Da pesce d’aprile a vera auto da corsa: la BMW M3 Touring GT correrà la 24 Ore del Nürburgring
La BMW M3 Touring GT è nata come uno di quei pesci d’aprile che le Case preferiscono dimenticare il giorno dopo. Il 1 aprile 2025 BMW M Motorsport ha pubblicato sui social le immagini di una presunta station wagon da gara, il pubblico ha reagito in modo inatteso e gli ingegneri hanno deciso di costruirla davvero. Ora BMW conferma che la BMW M3 Touring 24H sarà al via della 24 Ore del Nürburgring 2026, in programma dal 14 al 17 maggio.
Il pesce d’aprile che non voleva sparire
BMW riferisce che il post originale ha raggiunto oltre un milione di utenti e ha totalizzato più di 1,6 milioni di visualizzazioni. Quel successo non è rimasto confinato al digitale. Nell’estate 2025 l’idea è diventata un progetto ufficiale e, in appena otto mesi, l’auto reale era pronta. Prima dell’evento principale, la BMW M3 Touring 24H farà anche alcune uscite di preparazione nel secondo round della Nürburgring Langstrecken Serie e nelle qualifiche del Nürburgring, quindi non verrà mandata in battaglia contando solo sugli applausi.

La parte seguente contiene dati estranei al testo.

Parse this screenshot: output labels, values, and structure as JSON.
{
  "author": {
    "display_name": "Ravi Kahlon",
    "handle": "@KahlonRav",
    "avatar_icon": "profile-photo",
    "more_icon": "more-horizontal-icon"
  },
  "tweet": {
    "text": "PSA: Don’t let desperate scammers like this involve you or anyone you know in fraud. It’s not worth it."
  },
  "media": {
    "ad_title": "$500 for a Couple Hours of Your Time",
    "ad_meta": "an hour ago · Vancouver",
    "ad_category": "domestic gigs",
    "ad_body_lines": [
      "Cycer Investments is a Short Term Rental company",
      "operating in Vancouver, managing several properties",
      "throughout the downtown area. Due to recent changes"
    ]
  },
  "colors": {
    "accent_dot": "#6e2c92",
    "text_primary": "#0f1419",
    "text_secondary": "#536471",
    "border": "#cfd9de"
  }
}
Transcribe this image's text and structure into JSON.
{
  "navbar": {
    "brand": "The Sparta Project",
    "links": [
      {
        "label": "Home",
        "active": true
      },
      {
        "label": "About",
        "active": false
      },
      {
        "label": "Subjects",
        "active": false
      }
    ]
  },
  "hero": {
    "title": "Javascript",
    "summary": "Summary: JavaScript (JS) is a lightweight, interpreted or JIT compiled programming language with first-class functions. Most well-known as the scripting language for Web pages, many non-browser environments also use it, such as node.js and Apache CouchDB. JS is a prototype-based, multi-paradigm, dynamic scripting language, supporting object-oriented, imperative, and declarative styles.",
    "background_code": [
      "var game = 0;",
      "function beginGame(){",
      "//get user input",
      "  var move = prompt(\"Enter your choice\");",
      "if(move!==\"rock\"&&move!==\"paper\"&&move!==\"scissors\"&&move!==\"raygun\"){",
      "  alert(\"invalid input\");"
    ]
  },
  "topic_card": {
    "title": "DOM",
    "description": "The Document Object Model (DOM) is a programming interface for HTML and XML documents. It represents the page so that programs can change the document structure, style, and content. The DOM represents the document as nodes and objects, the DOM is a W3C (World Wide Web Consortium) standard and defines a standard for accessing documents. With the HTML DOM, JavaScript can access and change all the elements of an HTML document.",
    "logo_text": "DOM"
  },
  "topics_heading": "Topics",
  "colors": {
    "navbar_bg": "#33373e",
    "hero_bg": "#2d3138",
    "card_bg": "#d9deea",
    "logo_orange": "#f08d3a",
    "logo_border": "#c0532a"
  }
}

Sotto la carrozzeria c’è la tecnica della BMW M4 GT3 EVO
La parte più interessante del progetto è nascosta sotto la carrozzeria. BMW ha inserito l’intero pacchetto tecnico della M4 GT3 EVO nella scocca di serie della M3 Touring. Ne risulta una station wagon lunga 200 millimetri in più rispetto alla donatrice GT3 e, con l’ala posteriore montata, alta 32 millimetri in più. I dati tecnici restano in gran parte gli stessi. Sotto il cofano c’è un sei cilindri in linea 3,0 litri da fino a 434 kW, pari a 590 CV. La potenza arriva all’asfalto attraverso un cambio sequenziale Xtrac a sei rapporti, mentre gli pneumatici sono Yokohama. Anche la livrea utilizzata per le gare di preparazione richiama la genesi del progetto, con alcuni commenti selezionati dal post del pesce d’aprile stampati sulla carrozzeria.
Schubert Motorsport la porterà in griglia
BMW ha affidato il programma della M3 Touring 24H a Schubert Motorsport. Al volante si alterneranno i piloti ufficiali Jens Klingmann, Ugo de Wilde, Connor De Phillippi e Neil Verhagen. L’auto correrà nella classe SPX, quindi non si giocherà la vittoria assoluta nella stessa categoria delle BMW M4 GT3 EVO iscritte. In altre parole, non è soltanto un giocattolo di marketing, ma al tempo stesso questa wagon non sta ancora puntando agli onori assoluti.
La storia della BMW M3 Touring GT si inserisce bene in un’epoca in cui i costruttori inseguono attenzione, approvazione della community e credibilità tecnica nello stesso momento. Di solito la pressione dei fan porta al massimo a un render d’effetto o a una serie limitata di cappellini. Questa volta BMW ha scelto la strada più costosa, trasformando una battuta sui social in un vero progetto da corsa. Sembra uno spettacolo calcolato, certo, ma almeno calcolato con onestà, perché sotto la carrozzeria da station wagon c’è vera tecnica GT3, non una fantasia ben illuminata.